Dernièrement, un développement majeur a été effectué dans le domaine des boues granulaires en combinant cette technologie à un véritable procédé biologique de boues activées en continu, ce qui allie les avantages des boues granulaires à la souplesse d’un système permettant d’absorber les pics de débit journalier. Cette adaptation du concept de boues granulaires implique essentiellement l’utilisation d’un sélecteur physique (séparateur) permettant de retourner en tête de traitement les boues granulaires de façon préférentielle (sans les purger, contrairement aux boues en excès), associée à l’usage d’un sélecteur biologique en tête de traitement (alternance de zone anaérobie et aérobie avec gestion dynamique des temps de séjour hydraulique).
Une telle chaîne de traitement des eaux permet d’associer le procédé de boues activées conventionnelles, qui jouit d’une grande souplesse, à un procédé par boues granulaires, peu énergivore et très compact, particulièrement en ce qui a trait au décanteur.

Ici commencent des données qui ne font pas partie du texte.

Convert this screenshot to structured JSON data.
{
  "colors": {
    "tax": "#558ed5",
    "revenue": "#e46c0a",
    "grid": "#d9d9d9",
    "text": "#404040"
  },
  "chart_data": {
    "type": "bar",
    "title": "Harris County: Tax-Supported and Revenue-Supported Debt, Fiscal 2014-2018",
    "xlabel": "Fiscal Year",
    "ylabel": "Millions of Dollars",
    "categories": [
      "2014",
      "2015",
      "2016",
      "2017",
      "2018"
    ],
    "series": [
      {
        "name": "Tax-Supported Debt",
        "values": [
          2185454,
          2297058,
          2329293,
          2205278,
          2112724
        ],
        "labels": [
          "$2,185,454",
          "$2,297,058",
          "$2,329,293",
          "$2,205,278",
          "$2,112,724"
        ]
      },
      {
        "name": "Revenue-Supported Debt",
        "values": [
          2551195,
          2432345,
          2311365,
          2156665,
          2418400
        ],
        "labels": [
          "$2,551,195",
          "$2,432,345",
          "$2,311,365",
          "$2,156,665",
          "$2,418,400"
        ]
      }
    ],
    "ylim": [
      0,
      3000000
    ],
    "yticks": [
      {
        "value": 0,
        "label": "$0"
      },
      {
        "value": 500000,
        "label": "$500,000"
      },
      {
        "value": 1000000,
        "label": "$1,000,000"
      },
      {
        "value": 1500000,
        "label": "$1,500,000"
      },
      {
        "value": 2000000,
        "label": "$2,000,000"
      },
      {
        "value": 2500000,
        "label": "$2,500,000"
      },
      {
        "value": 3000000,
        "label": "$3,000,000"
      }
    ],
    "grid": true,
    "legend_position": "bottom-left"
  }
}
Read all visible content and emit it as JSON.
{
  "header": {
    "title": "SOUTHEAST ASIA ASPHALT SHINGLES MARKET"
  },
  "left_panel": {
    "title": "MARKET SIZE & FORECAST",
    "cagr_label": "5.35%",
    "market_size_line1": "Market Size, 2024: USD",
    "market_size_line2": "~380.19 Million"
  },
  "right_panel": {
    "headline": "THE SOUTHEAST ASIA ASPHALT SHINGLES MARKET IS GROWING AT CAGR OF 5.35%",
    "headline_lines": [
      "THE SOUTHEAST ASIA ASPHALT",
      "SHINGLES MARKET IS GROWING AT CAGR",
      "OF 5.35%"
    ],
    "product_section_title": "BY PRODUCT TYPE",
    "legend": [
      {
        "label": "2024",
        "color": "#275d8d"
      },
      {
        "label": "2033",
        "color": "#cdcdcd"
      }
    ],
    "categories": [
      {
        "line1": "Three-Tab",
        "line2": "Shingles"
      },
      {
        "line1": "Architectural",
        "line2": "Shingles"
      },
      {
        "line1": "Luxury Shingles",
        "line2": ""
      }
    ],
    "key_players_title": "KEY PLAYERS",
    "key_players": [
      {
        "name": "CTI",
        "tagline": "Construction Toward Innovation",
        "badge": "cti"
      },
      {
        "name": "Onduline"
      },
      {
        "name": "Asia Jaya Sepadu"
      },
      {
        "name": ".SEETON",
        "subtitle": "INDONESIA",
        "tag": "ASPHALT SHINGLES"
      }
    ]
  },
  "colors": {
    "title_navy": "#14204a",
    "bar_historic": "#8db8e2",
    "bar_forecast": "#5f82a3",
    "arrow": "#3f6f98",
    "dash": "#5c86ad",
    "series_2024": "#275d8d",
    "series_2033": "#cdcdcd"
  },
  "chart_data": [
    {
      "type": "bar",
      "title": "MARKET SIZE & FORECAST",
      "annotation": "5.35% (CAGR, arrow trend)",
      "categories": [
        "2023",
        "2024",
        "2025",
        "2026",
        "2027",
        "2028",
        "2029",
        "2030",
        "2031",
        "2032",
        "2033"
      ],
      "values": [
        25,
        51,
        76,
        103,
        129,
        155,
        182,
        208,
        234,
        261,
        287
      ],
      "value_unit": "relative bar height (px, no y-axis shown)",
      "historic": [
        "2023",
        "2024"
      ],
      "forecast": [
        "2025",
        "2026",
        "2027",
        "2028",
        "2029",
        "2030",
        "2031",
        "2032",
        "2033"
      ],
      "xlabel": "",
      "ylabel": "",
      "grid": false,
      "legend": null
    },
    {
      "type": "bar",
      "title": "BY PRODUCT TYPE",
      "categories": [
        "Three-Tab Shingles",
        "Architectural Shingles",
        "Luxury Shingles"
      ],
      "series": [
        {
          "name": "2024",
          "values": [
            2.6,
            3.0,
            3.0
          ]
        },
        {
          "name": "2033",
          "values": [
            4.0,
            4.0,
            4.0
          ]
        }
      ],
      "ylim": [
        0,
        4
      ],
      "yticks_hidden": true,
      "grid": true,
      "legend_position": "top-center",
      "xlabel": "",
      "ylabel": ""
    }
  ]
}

Les avantages des boues granulaires sont indéniables :
- Emprise au sol : puisque les boues granulaires sont plus concentrées (de 8 000 à 15 000 mg/L), le volume requis pour les réactions biologiques est grandement réduit ; les surfaces de décantation sont également bien moindres, particulièrement pour le décanteur du procédé de boues activées ;
- Consommation de produits chimiques : enlèvement du phosphore par déphosphatation biologique, enlèvement des flocs biologiques sans coagulant ;
- Consommation énergétique : volume réduit, aération réduite. La technologie présente toutefois des défis dans certaines circonstances : lorsque les affluents sont faiblement chargés, en eau très froide, ou lorsque le substrat organique est difficilement assimilable par les bactéries. La mise en place d’un procédé de boues granulaires demande également une période de démarrage importante. Enfin, les boues granulaires ont aussi besoin d’être bien surveillées pour que leur stabilité soit assurée. Une instrumentation adéquate, combinée au savoir-faire du fournisseur de la technologie, permet d’avoir un procédé stable et efficace à longueur d’année.
Conclusion
Au Québec, les procédés par étangs aérés ont été privilégiés pendant de nombreuses années. Il apparaît maintenant évident que les étangs ne peuvent plus être considérés comme étant la solution, particulièrement pour des stations de traitement d’une certaine envergure ou lorsque l’emprise disponible est limitée. Il est maintenant temps d’examiner ce qui se passe ailleurs dans le monde, et les procédés de boues granulaires sont un très bon exemple de ce qui peut être fait au Québec pour traiter les eaux usées du futur.